Q: Exception in thread "main" java.lang.NoClassDefFoundError: StudentIndexer (wrong name: edu/washington/cse454/StudentIndexer)

I try to run cse454:
(CSE454_CLASSPATH points to the folder where I have StudentIndexer.class)

cse454 index -indexclass StudentIndexer

And it gives me:

Setting student classpath .. .. ..
Creating StudentIndexer .. .. ..
Exception in thread "main" java.lang.NoClassDefFoundError: StudentIndexer (wrong name: edu/washington/cse454/StudentIndexer)
    at java.lang.ClassLoader.. .. .. ..
    .. .. ..

What could be wrong?

A: You want to pass the entire class name:

cse454 index -indexclass edu.washington.cse454.StudentIndexer

Q: It's clear from the assignment that we shouldn't index stopwords but should they be taken into account for term positions? For example, should a snippet like "hair of the cat" count the position(hair) = position(cat) - 1 or position(hair) = position(cat) - 3?
A: Yes, you have to take stop words into account for term positions. So in the document "hair of the cat," position(hair) = position(cat) - 3.
Q: When I try to use cse454 -----, I always get an error message like cse454: Command not found.
A: You have to put in the full path to the program each time. So "/projects/instr/cse454-05au/assignment1/bin/cse454 index ..." instead of "cse454 index ..."
Q: What's the purpose of saveIndex() / loadIndex()?
A: saveIndex() is called by the cse454 command after indexPages() finishes. The purpose is to return the path to your index on disk that you will submit, along with your write-up and your entire index. I will instantiate your indexer object and call loadIndex() on the path returned by your saveIndex() in order to compare your index with mine.
Q: Some documents don't have title or text
A: Apparently some page contents are missing in the crawl but are returned as documents anyway. I'm not sure why that's the case, but it's just a small percentage of them. You can treat them as zero-length pages.
Q: How do I instantiate objects that are supposed to be inner classes?
A: Some classes, such as IIndexer.FileList.DocOccurrence, can be a pain to instantiate (sorry). The easiest thing to do is to have a FileList object around so you can do something like
filelist.new DocOccurrence()

(assuming filelist is a FileList object that you've instantiated earlier).
Q: How do I submit my project?
A: See this email message

Tips

Practical concerns when developing your code
Discussion of disk usage while indexing

Practical concerns when developing your code

To use the medium-sized crawl, add "-size med" to the cse454 command invocation. I'd recommend against using it while you're developing, as it will be much slower and take up significantly more disk space. Once your indexer is farther along, try indexing the medium sized crawl to stress test your program. You definitely want to do this to see if you run out of memory.

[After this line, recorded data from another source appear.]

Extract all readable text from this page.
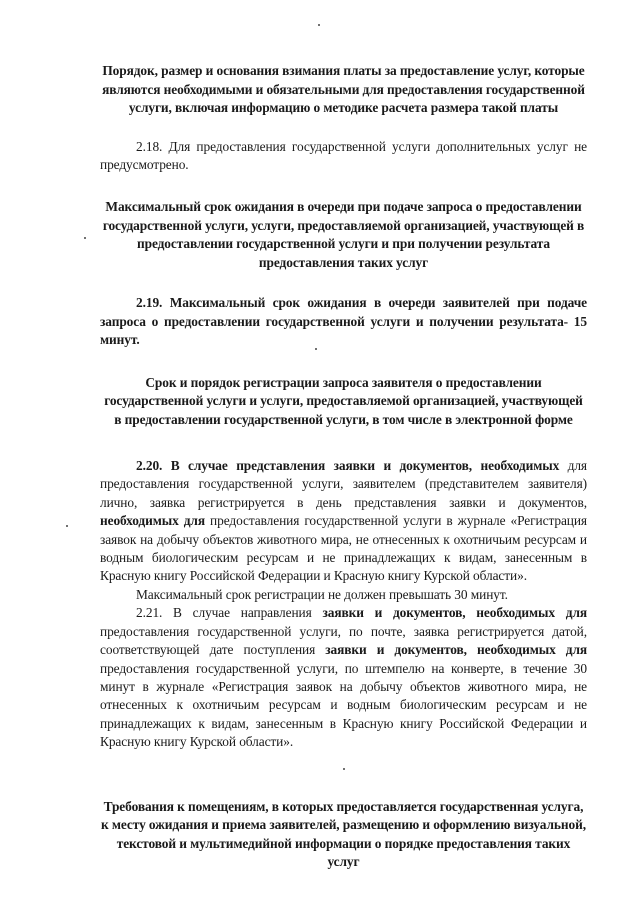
Порядок, размер и основания взимания платы за предоставление услуг, которые являются необходимыми и обязательными для предоставления государственной услуги, включая информацию о методике расчета размера такой платы

2.18. Для предоставления государственной услуги дополнительных услуг не предусмотрено.

Максимальный срок ожидания в очереди при подаче запроса о предоставлении государственной услуги, услуги, предоставляемой организацией, участвующей в предоставлении государственной услуги и при получении результата предоставления таких услуг

2.19. Максимальный срок ожидания в очереди заявителей при подаче запроса о предоставлении государственной услуги и получении результата- 15 минут.

Срок и порядок регистрации запроса заявителя о предоставлении государственной услуги и услуги, предоставляемой организацией, участвующей в предоставлении государственной услуги, в том числе в электронной форме

2.20. В случае представления заявки и документов, необходимых для предоставления государственной услуги, заявителем (представителем заявителя) лично, заявка регистрируется в день представления заявки и документов, необходимых для предоставления государственной услуги в журнале «Регистрация заявок на добычу объектов животного мира, не отнесенных к охотничьим ресурсам и водным биологическим ресурсам и не принадлежащих к видам, занесенным в Красную книгу Российской Федерации и Красную книгу Курской области».

Максимальный срок регистрации не должен превышать 30 минут.

2.21. В случае направления заявки и документов, необходимых для предоставления государственной услуги, по почте, заявка регистрируется датой, соответствующей дате поступления заявки и документов, необходимых для предоставления государственной услуги, по штемпелю на конверте, в течение 30 минут в журнале «Регистрация заявок на добычу объектов животного мира, не отнесенных к охотничьим ресурсам и водным биологическим ресурсам и не принадлежащих к видам, занесенным в Красную книгу Российской Федерации и Красную книгу Курской области».

Требования к помещениям, в которых предоставляется государственная услуга, к месту ожидания и приема заявителей, размещению и оформлению визуальной, текстовой и мультимедийной информации о порядке предоставления таких услуг
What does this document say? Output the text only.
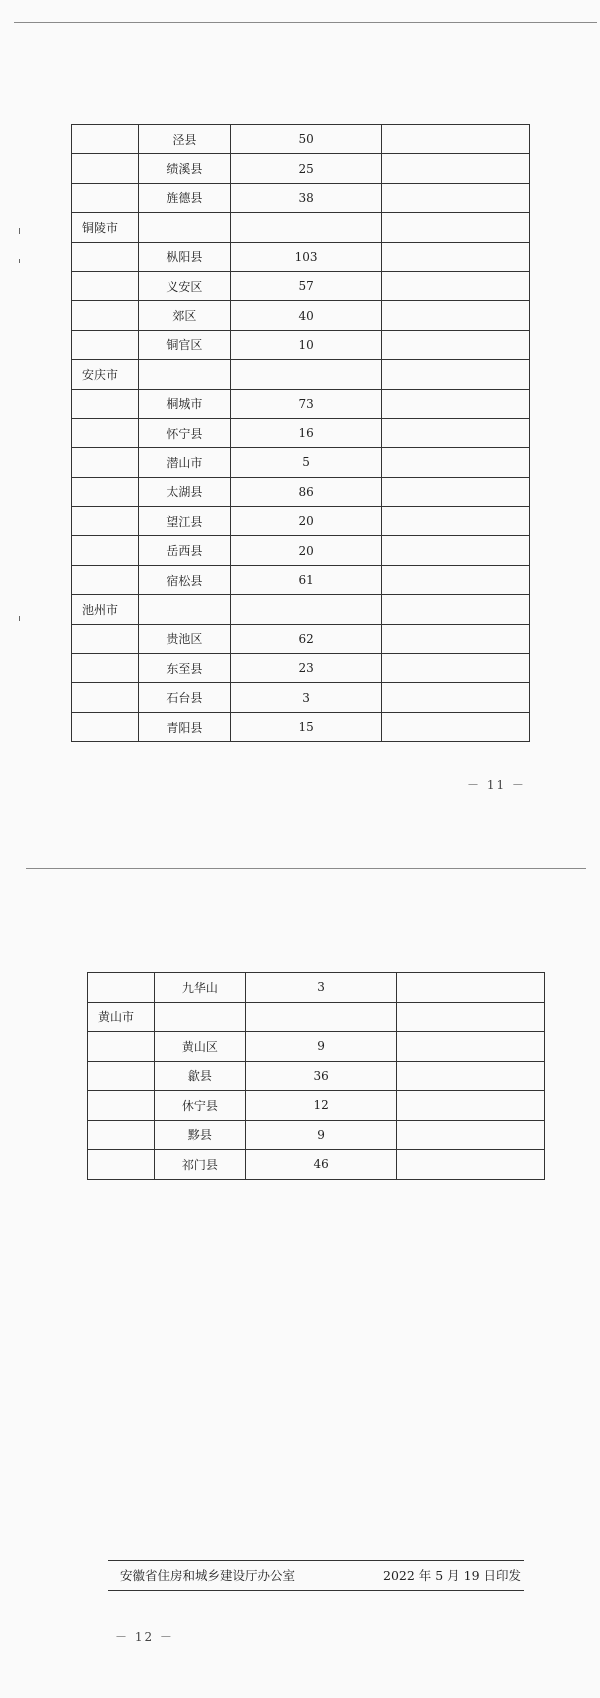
	泾县	50	
	绩溪县	25	
	旌德县	38	
铜陵市			
	枞阳县	103	
	义安区	57	
	郊区	40	
	铜官区	10	
安庆市			
	桐城市	73	
	怀宁县	16	
	潜山市	5	
	太湖县	86	
	望江县	20	
	岳西县	20	
	宿松县	61	
池州市			
	贵池区	62	
	东至县	23	
	石台县	3	
	青阳县	15	
－ 11 －
	九华山	3	
黄山市			
	黄山区	9	
	歙县	36	
	休宁县	12	
	黟县	9	
	祁门县	46	
安徽省住房和城乡建设厅办公室	2022 年 5 月 19 日印发
－ 12 －
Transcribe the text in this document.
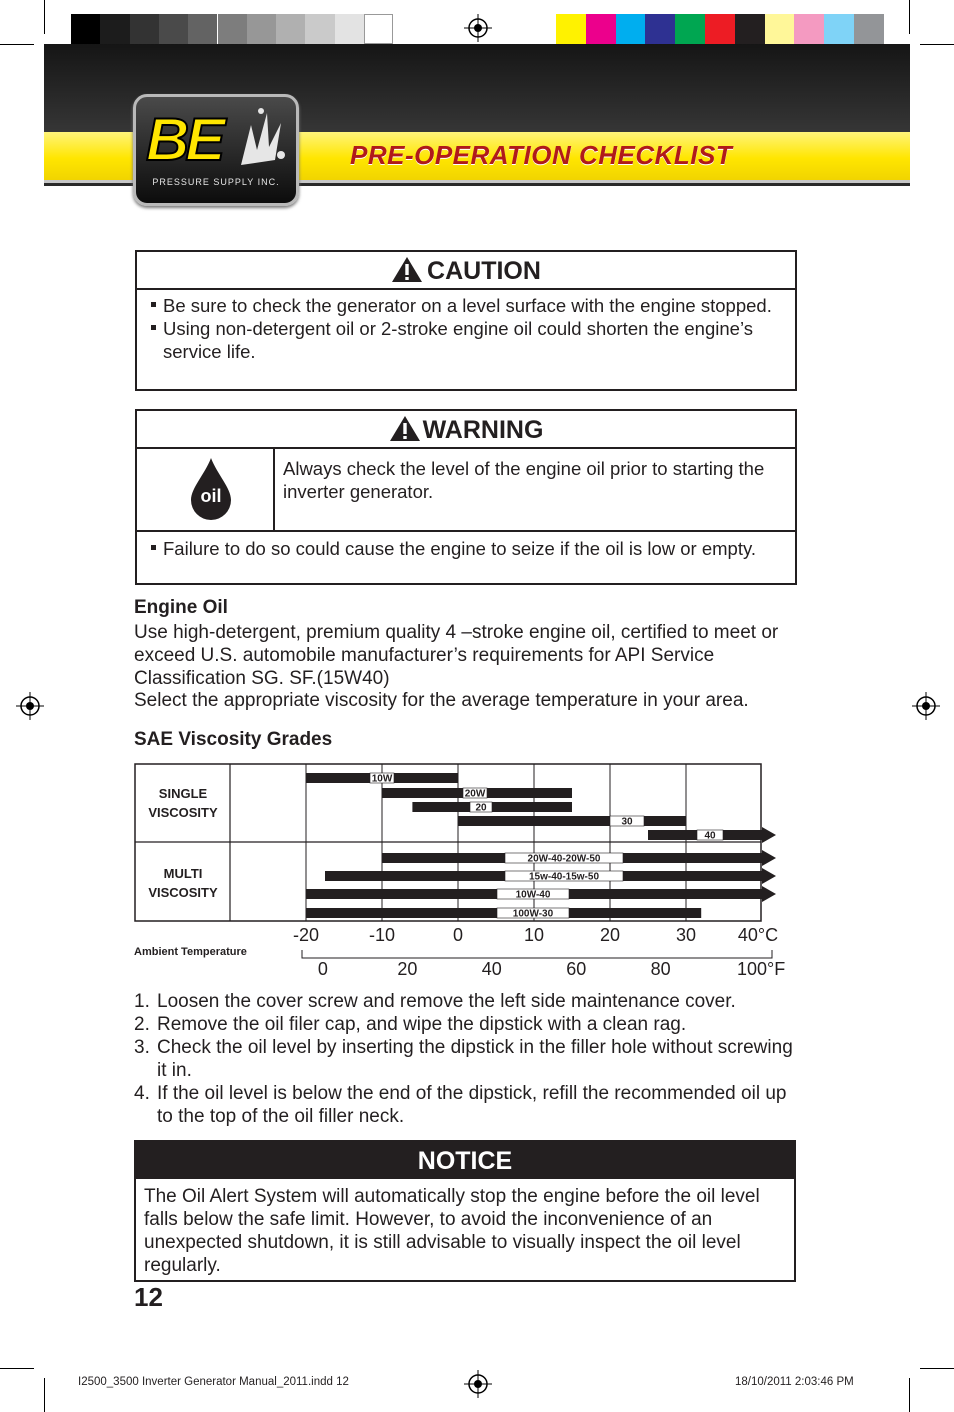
BE
PRESSURE SUPPLY INC.
PRE-OPERATION CHECKLIST
CAUTION
Be sure to check the generator on a level surface with the engine stopped.
Using non-detergent oil or 2-stroke engine oil could shorten the engine’s service life.
WARNING
oil
Always check the level of the engine oil prior to starting the inverter generator.
Failure to do so could cause the engine to seize if the oil is low or empty.
Engine Oil
Use high-detergent, premium quality 4 –stroke engine oil, certified to meet or exceed U.S. automobile manufacturer’s requirements for API Service Classification SG. SF.(15W40)
Select the appropriate viscosity for the average temperature in your area.
SAE Viscosity Grades
10W
20W
20
30
40
20W-40-20W-50
15w-40-15w-50
10W-40
100W-30
-20	-10	0	10	20	30 40°C
0	20	40	60	80	100°F
SINGLE VISCOSITY
MULTI VISCOSITY
Ambient Temperature
1. Loosen the cover screw and remove the left side maintenance cover.
2. Remove the oil filer cap, and wipe the dipstick with a clean rag.
3. Check the oil level by inserting the dipstick in the filler hole without screwing it in.
4. If the oil level is below the end of the dipstick, refill the recommended oil up to the top of the oil filler neck.
NOTICE
The Oil Alert System will automatically stop the engine before the oil level falls below the safe limit. However, to avoid the inconvenience of an unexpected shutdown, it is still advisable to visually inspect the oil level regularly.
12
I2500_3500 Inverter Generator Manual_2011.indd 12	18/10/2011 2:03:46 PM
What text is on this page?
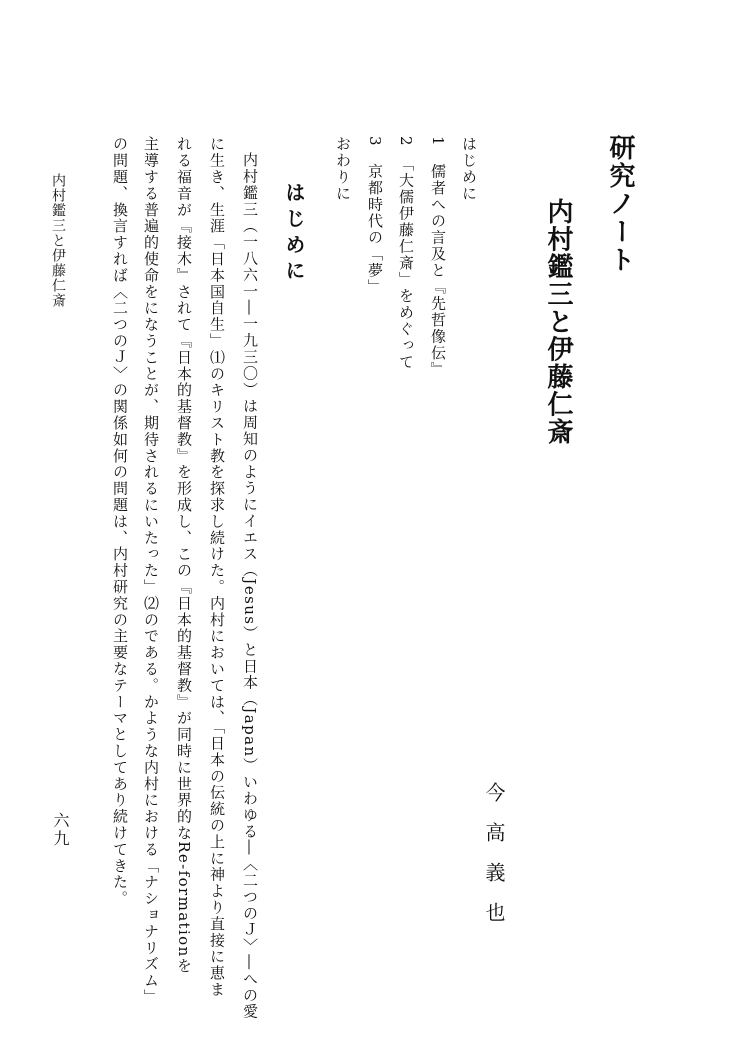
研究ノート
内村鑑三と伊藤仁斎
今高義也
はじめに
1　儒者への言及と『先哲像伝』
2　「大儒伊藤仁斎」をめぐって
3　京都時代の「夢」
おわりに
はじめに

内村鑑三（一八六一―一九三〇）は周知のようにイエス（Jesus）と日本（Japan）いわゆる―〈二つのＪ〉―への愛

に生き、生涯「日本国自生」⑴のキリスト教を探求し続けた。内村においては、「日本の伝統の上に神より直接に恵ま

れる福音が『接木』されて『日本的基督教』を形成し、この『日本的基督教』が同時に世界的なRe-formationを

主導する普遍的使命をになうことが、期待されるにいたった」⑵のである。かような内村における「ナショナリズム」

の問題、換言すれば〈二つのＪ〉の関係如何の問題は、内村研究の主要なテーマとしてあり続けてきた。

内村鑑三と伊藤仁斎
六九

Find a Linux machine that doesn't have a lot of users on it, if possible. Try finding a machine in one of the labs and remember it's hostname so you can ssh to it in order to run your indexer.

Use the 'df' command to see how much free space is on each directory. Directories with names like /local1 or /tmp or /var/tmp are the best places to save the files your indexer generates. If you try saving to your own home directory, you'll quickly hit your quota.

Discussion of disk usage while indexing

As the assignment says, the lexicon should be kept in main memory. But the occurrence index gets too big to keep entirely in memory, so we have to write out parts of it to disk at times. We read those parts back in when we have to make changes to them. So how should you divide up your occurrence index? This is one of the design decisions you must make, and it will have a big impact on how long it takes your indexer to index a crawl. If you choose a bad way of keeping track of term occurrences, you'll end up reading and writing too often.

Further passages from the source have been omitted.